Frustrated, she dashed at her cheeks, striking the moisture away. Be sensible, she ordered herself. It is for the best. But no manner of scolding could convince her wayward heart that never seeing Mr. Darcy again was a good thing.
"Such a host of offences did I commit against you yesterday that I cannot begin to humble myself enough to atone for a single one of them," the letter continued. "I can never forgive myself for the manner in which I offended your station, your family, and your good breeding. Neither can I ask for your forgiveness in this matter. I was, however, wholly in the wrong. The pain of your repudiation caused me to lash out in a way that was deplorably – as you rightly said – ungentlemanly.
"You accused me, quite rightly, of plotting to keep Charles Bingley from forming romantic attachments to your sister, Jane. I cannot deny this; I went to great lengths to keep my friend from acting on his affections."
Anger returned and, with it, shame. Eliza had been so overwhelmed by what had occured after, that she had completely forgotten that which had prompted her to refuse Mr. Darcy in the first place. Jane. That Elizabeth could have allowed a man – even a man such as Mr. Darcy – put her dearest sister and lifelong companion from her mind did not sit well with her.
"I did this, not out of spite, as you must have thought-" Indeed, that was what she had thought. "-but in an effort to protect your sister. Mr. Bingley, you see, suffers from the same affliction that I myself have struggled against, these many years now. Mr Bingley, you see, is a vampire."
The word held no meaning for Elizabeth, save for vague impressions of strange, exotic creatures that dwelled in the troubled mind of poets. But then an image rose to mind of Mr. Darcy's scarlet eyes and bloodstained lips. If such a creature did exist, there was no refuting that Mr. Darcy was one - but Mr. Bingley?
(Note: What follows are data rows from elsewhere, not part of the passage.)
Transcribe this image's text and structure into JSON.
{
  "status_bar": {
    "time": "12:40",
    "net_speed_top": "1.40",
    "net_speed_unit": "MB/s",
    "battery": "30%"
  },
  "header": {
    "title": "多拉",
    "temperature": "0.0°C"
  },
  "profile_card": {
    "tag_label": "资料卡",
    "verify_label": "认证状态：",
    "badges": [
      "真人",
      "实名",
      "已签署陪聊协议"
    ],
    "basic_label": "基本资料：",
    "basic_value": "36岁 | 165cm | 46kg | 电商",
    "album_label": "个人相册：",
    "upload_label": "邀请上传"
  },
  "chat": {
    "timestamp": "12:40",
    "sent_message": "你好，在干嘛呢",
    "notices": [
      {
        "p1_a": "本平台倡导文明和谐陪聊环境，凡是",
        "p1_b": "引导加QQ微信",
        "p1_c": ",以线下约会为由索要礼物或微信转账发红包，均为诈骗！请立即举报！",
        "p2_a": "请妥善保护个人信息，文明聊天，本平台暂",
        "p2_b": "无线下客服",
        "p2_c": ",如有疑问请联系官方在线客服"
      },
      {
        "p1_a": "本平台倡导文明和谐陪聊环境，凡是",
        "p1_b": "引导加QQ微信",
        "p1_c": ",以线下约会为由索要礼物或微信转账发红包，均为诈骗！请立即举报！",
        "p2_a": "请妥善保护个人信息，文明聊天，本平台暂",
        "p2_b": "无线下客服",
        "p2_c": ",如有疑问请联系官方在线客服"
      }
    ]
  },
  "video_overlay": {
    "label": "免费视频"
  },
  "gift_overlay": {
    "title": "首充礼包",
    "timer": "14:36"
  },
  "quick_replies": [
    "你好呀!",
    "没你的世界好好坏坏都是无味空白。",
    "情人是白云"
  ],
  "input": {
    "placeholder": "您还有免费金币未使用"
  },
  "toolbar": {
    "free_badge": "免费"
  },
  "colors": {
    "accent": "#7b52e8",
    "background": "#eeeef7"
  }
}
There was something in Mr. Darcy's countenance, in the cool, aloof way he behaved amongst society, that suggested an otherness about him. Mr. Bingley, on the other hand, was quite possibly the most amiable, cordial gentleman she had ever known. Elizabeth tried to picture his face contorted in an animalistic snarl of rage, all deadly canines and burning ferocity. The thought was laughable.
The letter's next lines mirrored her thoughts
"This revelation must be a great surprise to you. You may, perhaps, think that I jest. Please believe me when I say that I speak the truth – for, contrary to what my behaviour yesterday might lead you to believe, I would not trifle with your health, nor the health of those you hold dear.
"To understand the disease from which I, and Mr. Bingley, suffer, you must be made familiar with the method of our infection. This, I can lay at the feet of one man in particular. Perhaps you will be willing to forgive me my supposed slights against George Wickham when you learn it was that man who cursed both myself and Mr. Bingley to be, forever more, creatures of the night."
Elizabeth's shock was so great that the letter slipped from her numb fingers to land on the ground at her feet. First Mr. Bingley, and now Mr. Wickham? Good Lord above! How many monsters were there in England?